Hedge fund managers seem assured of high rewards for the foreseeable future, according to Sir John Gieve, a deputy-governor of the Bank of England, who said last week: “The fundamental drivers behind hedge fund growth are there.
The splitting and repackaging of risk, together with internationalization, has created opportunities. A high value has been placed on those who have the expertise to make the most of this process.”
But the division of the spoils is changing. Adam Zoia, managing partner of recruitment company Glocap Search, said senior employees were able to demand more money. He said: “Staff costs used to be considered a variable cost but the imbalance between supply and demand for talent has meant it is hard to make material reductions in compensation and it has become more of a fixed cost.”
This contrasts with the business model used by hedge fund managers for at least the past three decades, which gave most of the revenue to founders of a firm.
Early managers such as George Soros, Julian Robertson and Michael Steinhardt were the leading investment decision-makers at their groups and members of their teams gained experience until they were ready to leave and set up on their own.
If a firm using this model generated poor investment returns one year and earned no performance fees, members of the investment team went without bonuses. Any excess of annual management fees over fixed costs, such as office rental, went to the founders.
Fintag says It is tough out there. My operations people earn more than I do.
The hedge fund RAB Capital came under pressure after a downgrade from Landsbanki.
The broker noted that RAB's stake in Northern Rock accounted for 2 per cent of the special situations fund, which has fallen 9 per cent since the start of the third quarter.
Analyst Katrina Preston cut the stock to "hold" and slashed earnings guidance for this year and next.
She said the fall in RAB shares "reflects the market's anticipation of performance fee downgrades and fears of brand damage from the Northern Rock situation".
Fintag says That may explain why RAB will not vote for the Virgin bid. I have to respect RAB for taking such a long position - most other hedgies made their profits on the shorts. Good luck.

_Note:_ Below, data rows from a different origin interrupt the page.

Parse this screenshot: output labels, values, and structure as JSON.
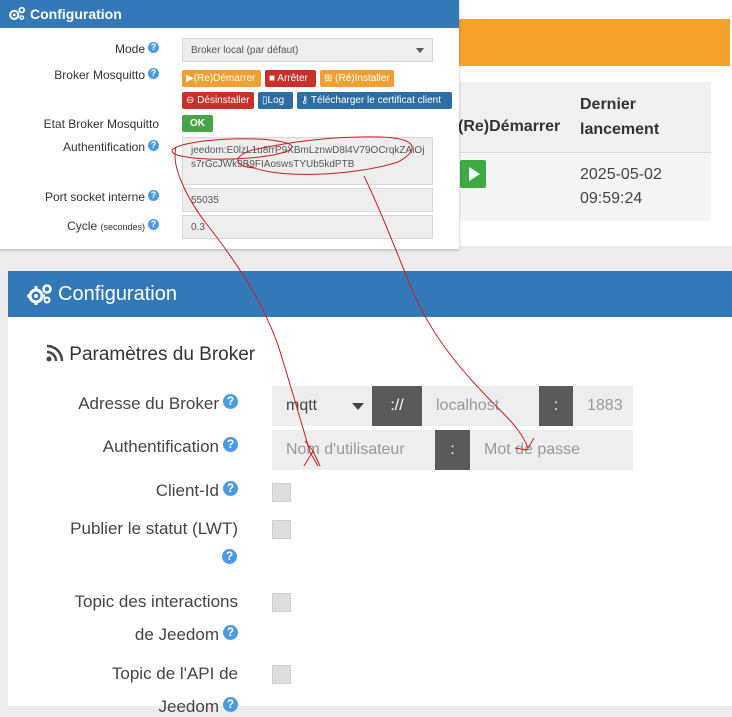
{
  "background": {
    "th_restart": "(Re)Démarrer",
    "th_last": "Dernier lancement",
    "date": "2025-05-02 09:59:24"
  },
  "small": {
    "title": "Configuration",
    "mode_label": "Mode",
    "mode_value": "Broker local (par défaut)",
    "broker_label": "Broker Mosquitto",
    "btn_restart": "(Re)Démarrer",
    "btn_stop": "Arrêter",
    "btn_install": "(Ré)Installer",
    "btn_uninstall": "Désinstaller",
    "btn_log": "Log",
    "btn_cert": "Télécharger le certificat client",
    "state_label": "Etat Broker Mosquitto",
    "state_value": "OK",
    "auth_label": "Authentification",
    "auth_value": "jeedom:E0lzL1u8rrP9XBmLznwD8l4V79OCrqkZAiOjs7rGcJWk9B9FIAoswsTYUb5kdPTB",
    "port_label": "Port socket interne",
    "port_value": "55035",
    "cycle_label": "Cycle",
    "cycle_unit": "(secondes)",
    "cycle_value": "0.3",
    "help": "?"
  },
  "big": {
    "title": "Configuration",
    "section": "Paramètres du Broker",
    "broker_label": "Adresse du Broker",
    "protocol": "mqtt",
    "sep_scheme": "://",
    "host_placeholder": "localhost",
    "sep_colon": ":",
    "port_placeholder": "1883",
    "auth_label": "Authentification",
    "user_placeholder": "Nom d'utilisateur",
    "pass_placeholder": "Mot de passe",
    "clientid_label": "Client-Id",
    "lwt_label": "Publier le statut (LWT)",
    "topic_inter_label_1": "Topic des interactions",
    "topic_inter_label_2": "de Jeedom",
    "topic_api_label_1": "Topic de l'API de",
    "topic_api_label_2": "Jeedom",
    "help": "?"
  },
  "colors": {
    "header_blue": "#3479b7",
    "orange": "#f4a22c",
    "annotation_red": "#c81e1e"
  }
}
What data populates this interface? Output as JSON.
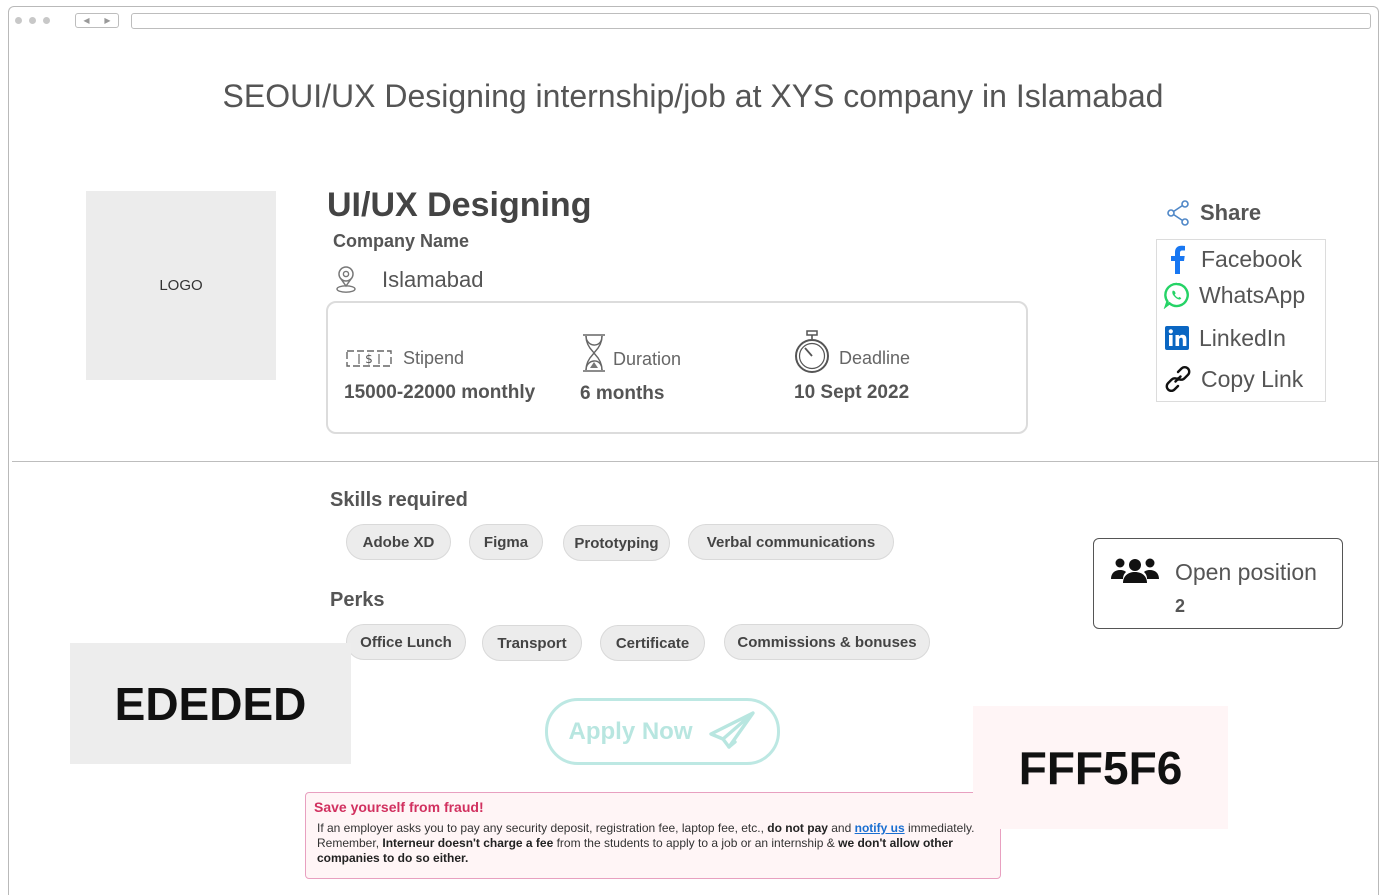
{
  "browser": {
    "nav_back": "◀",
    "nav_forward": "▶"
  },
  "page_title": "SEOUI/UX Designing internship/job at XYS company in Islamabad",
  "logo_text": "LOGO",
  "job": {
    "title": "UI/UX Designing",
    "company": "Company Name",
    "location": "Islamabad"
  },
  "info": {
    "stipend_label": "Stipend",
    "stipend_value": "15000-22000 monthly",
    "duration_label": "Duration",
    "duration_value": "6 months",
    "deadline_label": "Deadline",
    "deadline_value": "10 Sept 2022"
  },
  "share": {
    "label": "Share",
    "items": [
      {
        "label": "Facebook",
        "icon": "facebook-icon"
      },
      {
        "label": "WhatsApp",
        "icon": "whatsapp-icon"
      },
      {
        "label": "LinkedIn",
        "icon": "linkedin-icon"
      },
      {
        "label": "Copy Link",
        "icon": "link-icon"
      }
    ]
  },
  "skills": {
    "heading": "Skills required",
    "tags": [
      "Adobe XD",
      "Figma",
      "Prototyping",
      "Verbal communications"
    ]
  },
  "perks": {
    "heading": "Perks",
    "tags": [
      "Office Lunch",
      "Transport",
      "Certificate",
      "Commissions & bonuses"
    ]
  },
  "open_position": {
    "label": "Open position",
    "count": "2"
  },
  "apply_label": "Apply Now",
  "swatches": {
    "gray": "EDEDED",
    "pink": "FFF5F6"
  },
  "colors": {
    "gray_swatch": "#EDEDED",
    "pink_swatch": "#FFF5F6",
    "apply_accent": "#BDE8E3",
    "fraud_title": "#D1305F",
    "link": "#1A6FD1"
  },
  "fraud": {
    "title": "Save yourself from fraud!",
    "t1": "If an employer asks you to pay any security deposit, registration fee, laptop fee, etc., ",
    "b1": "do not pay",
    "t2": " and ",
    "link": "notify us",
    "t3": " immediately. Remember, ",
    "b2": "Interneur doesn't charge a fee",
    "t4": " from the students to apply to a job or an internship & ",
    "b3": "we don't allow other companies to do so either."
  }
}
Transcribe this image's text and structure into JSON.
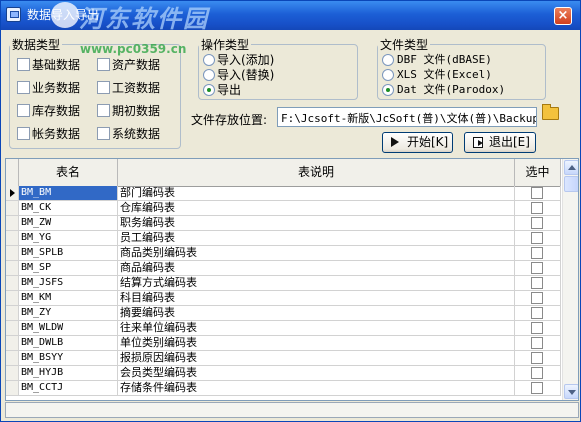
{
  "window": {
    "title": "数据导入导出",
    "watermark": "河东软件园",
    "watermark_url": "www.pc0359.cn",
    "close_label": "×"
  },
  "data_types": {
    "legend": "数据类型",
    "items": [
      {
        "label": "基础数据",
        "checked": false
      },
      {
        "label": "资产数据",
        "checked": false
      },
      {
        "label": "业务数据",
        "checked": false
      },
      {
        "label": "工资数据",
        "checked": false
      },
      {
        "label": "库存数据",
        "checked": false
      },
      {
        "label": "期初数据",
        "checked": false
      },
      {
        "label": "帐务数据",
        "checked": false
      },
      {
        "label": "系统数据",
        "checked": false
      }
    ]
  },
  "operation": {
    "legend": "操作类型",
    "options": [
      {
        "label": "导入(添加)",
        "selected": false
      },
      {
        "label": "导入(替换)",
        "selected": false
      },
      {
        "label": "导出",
        "selected": true
      }
    ]
  },
  "file_type": {
    "legend": "文件类型",
    "options": [
      {
        "label": "DBF 文件(dBASE)",
        "selected": false
      },
      {
        "label": "XLS 文件(Excel)",
        "selected": false
      },
      {
        "label": "Dat 文件(Parodox)",
        "selected": true
      }
    ]
  },
  "path": {
    "label": "文件存放位置:",
    "value": "F:\\Jcsoft-新版\\JcSoft(普)\\文体(普)\\Backup"
  },
  "buttons": {
    "start": "开始[K]",
    "exit": "退出[E]"
  },
  "table": {
    "headers": {
      "name": "表名",
      "desc": "表说明",
      "select": "选中"
    },
    "rows": [
      {
        "name": "BM_BM",
        "desc": "部门编码表",
        "selected": false
      },
      {
        "name": "BM_CK",
        "desc": "仓库编码表",
        "selected": false
      },
      {
        "name": "BM_ZW",
        "desc": "职务编码表",
        "selected": false
      },
      {
        "name": "BM_YG",
        "desc": "员工编码表",
        "selected": false
      },
      {
        "name": "BM_SPLB",
        "desc": "商品类别编码表",
        "selected": false
      },
      {
        "name": "BM_SP",
        "desc": "商品编码表",
        "selected": false
      },
      {
        "name": "BM_JSFS",
        "desc": "结算方式编码表",
        "selected": false
      },
      {
        "name": "BM_KM",
        "desc": "科目编码表",
        "selected": false
      },
      {
        "name": "BM_ZY",
        "desc": "摘要编码表",
        "selected": false
      },
      {
        "name": "BM_WLDW",
        "desc": "往来单位编码表",
        "selected": false
      },
      {
        "name": "BM_DWLB",
        "desc": "单位类别编码表",
        "selected": false
      },
      {
        "name": "BM_BSYY",
        "desc": "报损原因编码表",
        "selected": false
      },
      {
        "name": "BM_HYJB",
        "desc": "会员类型编码表",
        "selected": false
      },
      {
        "name": "BM_CCTJ",
        "desc": "存储条件编码表",
        "selected": false
      }
    ]
  },
  "status": {
    "text": ""
  },
  "colors": {
    "titlebar": "#1c5fd6",
    "selection": "#3169c6",
    "radio_on": "#1b8e27"
  }
}
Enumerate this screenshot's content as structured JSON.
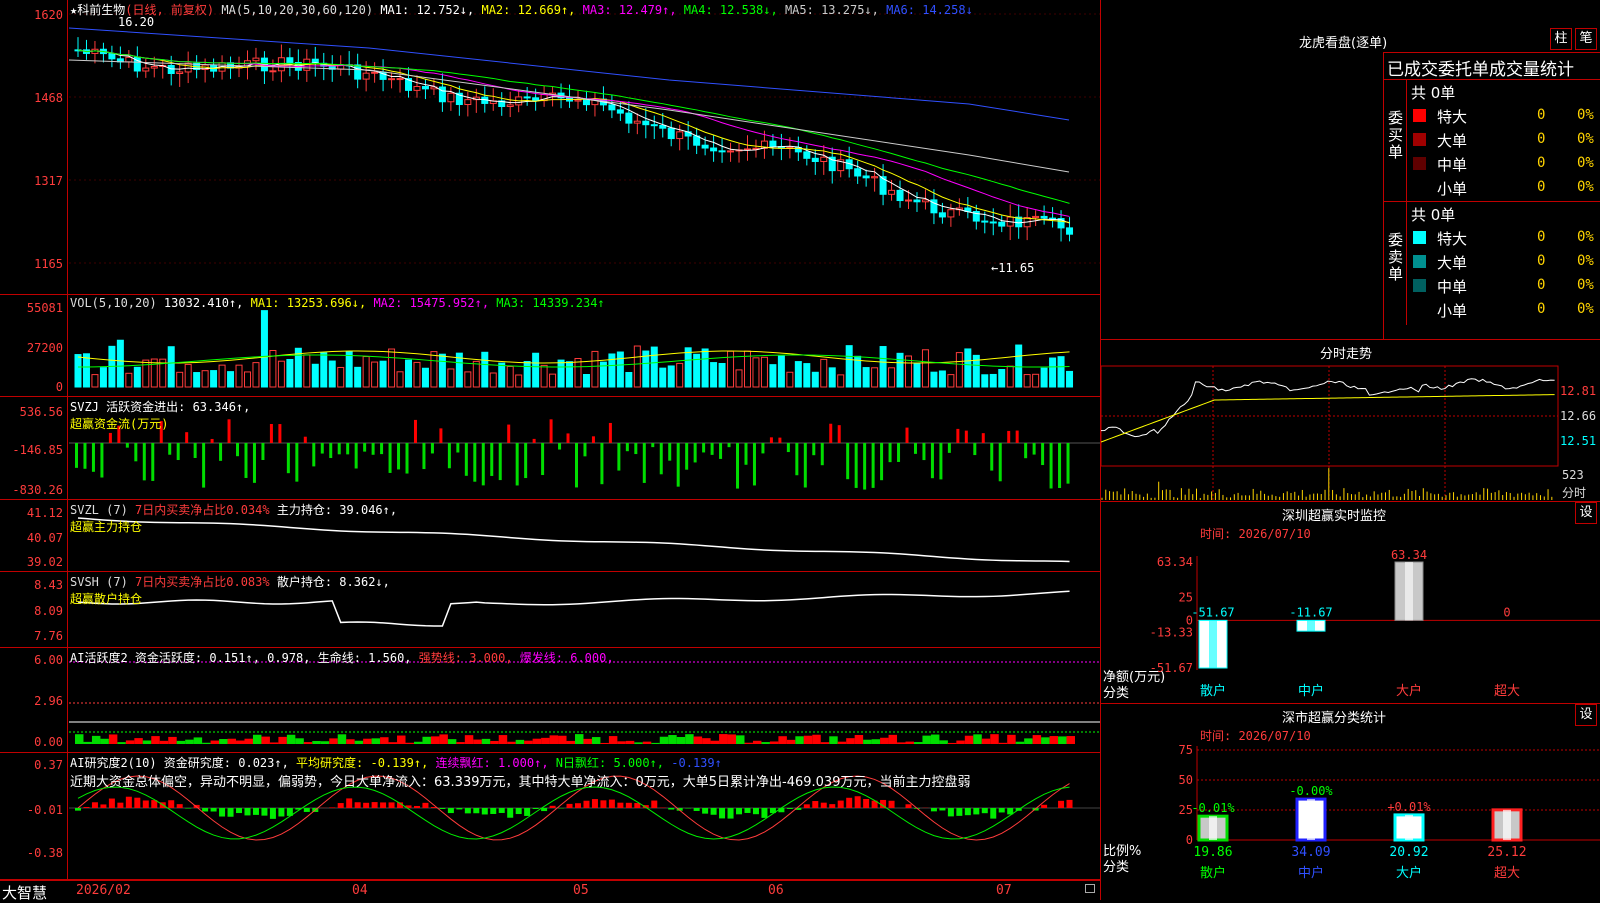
{
  "stock": {
    "title": "★科前生物",
    "mode": "(日线, 前复权)"
  },
  "main_panel": {
    "ticks": [
      "1620",
      "1468",
      "1317",
      "1165"
    ],
    "ma_legend": [
      {
        "text": "MA(5,10,20,30,60,120)",
        "color": "#dddddd"
      },
      {
        "text": "MA1: 12.752↓,",
        "color": "#ffffff"
      },
      {
        "text": "MA2: 12.669↑,",
        "color": "#ffff00"
      },
      {
        "text": "MA3: 12.479↑,",
        "color": "#ff00ff"
      },
      {
        "text": "MA4: 12.538↓,",
        "color": "#00ff00"
      },
      {
        "text": "MA5: 13.275↓,",
        "color": "#cccccc"
      },
      {
        "text": "MA6: 14.258↓",
        "color": "#3050ff"
      }
    ],
    "high_label": "16.20",
    "low_label": "←11.65"
  },
  "vol_panel": {
    "ticks": [
      "55081",
      "27200",
      "0"
    ],
    "legend": [
      {
        "text": "VOL(5,10,20)",
        "color": "#dddddd"
      },
      {
        "text": "13032.410↑,",
        "color": "#ffffff"
      },
      {
        "text": "MA1: 13253.696↓,",
        "color": "#ffff00"
      },
      {
        "text": "MA2: 15475.952↑,",
        "color": "#ff00ff"
      },
      {
        "text": "MA3: 14339.234↑",
        "color": "#00ff00"
      }
    ]
  },
  "svzj_panel": {
    "ticks": [
      "536.56",
      "-146.85",
      "-830.26"
    ],
    "legend": [
      {
        "text": "SVZJ  活跃资金进出: 63.346↑,",
        "color": "#ffffff"
      }
    ],
    "sub_label": "超赢资金流(万元)"
  },
  "svzl_panel": {
    "ticks": [
      "41.12",
      "40.07",
      "39.02"
    ],
    "legend": [
      {
        "text": "SVZL (7)",
        "color": "#dddddd"
      },
      {
        "text": "7日内买卖净占比0.034%",
        "color": "#ff3c3c"
      },
      {
        "text": "主力持仓: 39.046↑,",
        "color": "#ffffff"
      }
    ],
    "sub_label": "超赢主力持仓"
  },
  "svsh_panel": {
    "ticks": [
      "8.43",
      "8.09",
      "7.76"
    ],
    "legend": [
      {
        "text": "SVSH (7)",
        "color": "#dddddd"
      },
      {
        "text": "7日内买卖净占比0.083%",
        "color": "#ff3c3c"
      },
      {
        "text": "散户持仓: 8.362↓,",
        "color": "#ffffff"
      }
    ],
    "sub_label": "超赢散户持仓"
  },
  "ai_active_panel": {
    "ticks": [
      "6.00",
      "2.96",
      "0.00"
    ],
    "legend": [
      {
        "text": "AI活跃度2 资金活跃度: 0.151↑, 0.978, 生命线: 1.560,",
        "color": "#ffffff"
      },
      {
        "text": "强势线: 3.000,",
        "color": "#ff3c3c"
      },
      {
        "text": "爆发线: 6.000,",
        "color": "#ff00ff"
      }
    ]
  },
  "ai_research_panel": {
    "ticks": [
      "0.37",
      "-0.01",
      "-0.38"
    ],
    "legend": [
      {
        "text": "AI研究度2(10) 资金研究度: 0.023↑,",
        "color": "#ffffff"
      },
      {
        "text": "平均研究度: -0.139↑,",
        "color": "#ffff00"
      },
      {
        "text": "连续飘红: 1.000↑,",
        "color": "#ff00ff"
      },
      {
        "text": "N日飘红: 5.000↑,",
        "color": "#00ff00"
      },
      {
        "text": "-0.139↑",
        "color": "#3050ff"
      }
    ],
    "summary": "近期大资金总体偏空，异动不明显，偏弱势，今日大单净流入：63.339万元，其中特大单净流入：0万元，大单5日累计净出-469.039万元，当前主力控盘弱"
  },
  "date_axis": {
    "brand": "大智慧",
    "labels": [
      "2026/02",
      "04",
      "05",
      "06",
      "07"
    ]
  },
  "right": {
    "dragon_title": "龙虎看盘(逐单)",
    "btn_col": "柱",
    "btn_pen": "笔",
    "order_header": "已成交委托单成交量统计",
    "buy": {
      "side_label": "委买单",
      "total": "共 0单",
      "rows": [
        {
          "label": "特大",
          "count": "0",
          "pct": "0%",
          "color": "#ff0000"
        },
        {
          "label": "大单",
          "count": "0",
          "pct": "0%",
          "color": "#a00000"
        },
        {
          "label": "中单",
          "count": "0",
          "pct": "0%",
          "color": "#600000"
        },
        {
          "label": "小单",
          "count": "0",
          "pct": "0%",
          "color": ""
        }
      ]
    },
    "sell": {
      "side_label": "委卖单",
      "total": "共 0单",
      "rows": [
        {
          "label": "特大",
          "count": "0",
          "pct": "0%",
          "color": "#00ffff"
        },
        {
          "label": "大单",
          "count": "0",
          "pct": "0%",
          "color": "#009090"
        },
        {
          "label": "中单",
          "count": "0",
          "pct": "0%",
          "color": "#006060"
        },
        {
          "label": "小单",
          "count": "0",
          "pct": "0%",
          "color": ""
        }
      ]
    },
    "intraday": {
      "title": "分时走势",
      "prices": [
        "12.81",
        "12.66",
        "12.51"
      ],
      "vol": "523",
      "vol_unit": "分时"
    },
    "monitor": {
      "title": "深圳超赢实时监控",
      "btn": "设",
      "time": "时间: 2026/07/10",
      "ticks": [
        "63.34",
        "25",
        "0",
        "-13.33",
        "-51.67"
      ],
      "unit_label": "净额(万元)",
      "class_label": "分类",
      "categories": [
        "散户",
        "中户",
        "大户",
        "超大"
      ],
      "values": [
        -51.67,
        -11.67,
        63.34,
        0
      ],
      "value_labels": [
        "-51.67",
        "-11.67",
        "63.34",
        "0"
      ]
    },
    "classify": {
      "title": "深市超赢分类统计",
      "btn": "设",
      "time": "时间: 2026/07/10",
      "ticks": [
        "75",
        "50",
        "25",
        "0"
      ],
      "ratio_label": "比例%",
      "class_label": "分类",
      "categories": [
        "散户",
        "中户",
        "大户",
        "超大"
      ],
      "values": [
        19.86,
        34.09,
        20.92,
        25.12
      ],
      "deltas": [
        "-0.01%",
        "-0.00%",
        "+0.01%",
        ""
      ]
    }
  }
}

telegraph says " Wood's SRM becomes biggest shareholder in Rock "
8 comments
anonymous said ...
Godden the gob is back
28 Nov 07 - 08:28 gmt
anonymous said ...
...death?
28 Nov 07 - 09:17 gmt
anonymous said ...
Citi and Bank of America to merge rumors? Do you still get synergy if both are full of subprime toxic waste?
28 Nov 07 - 13:03 gmt
ozgerbobble said ...
You could say they're both infected and therefore "SIV" positive...........
28 Nov 07 - 14:48 gmt
anonymous said ...
...and no known cure either
28 Nov 07 - 17:29 gmt
anonymous said ...
Just a note to above, a broken leg might "heal" itself, but the bad news is the leg might be deformed and crooked and might never be able to support your weight as you try to walk again...hmmm
29 Nov 07 - 00:00 gmt
Demystifier said ...
Oil to be USD103 on 1 Nov 2007. And look what it is today?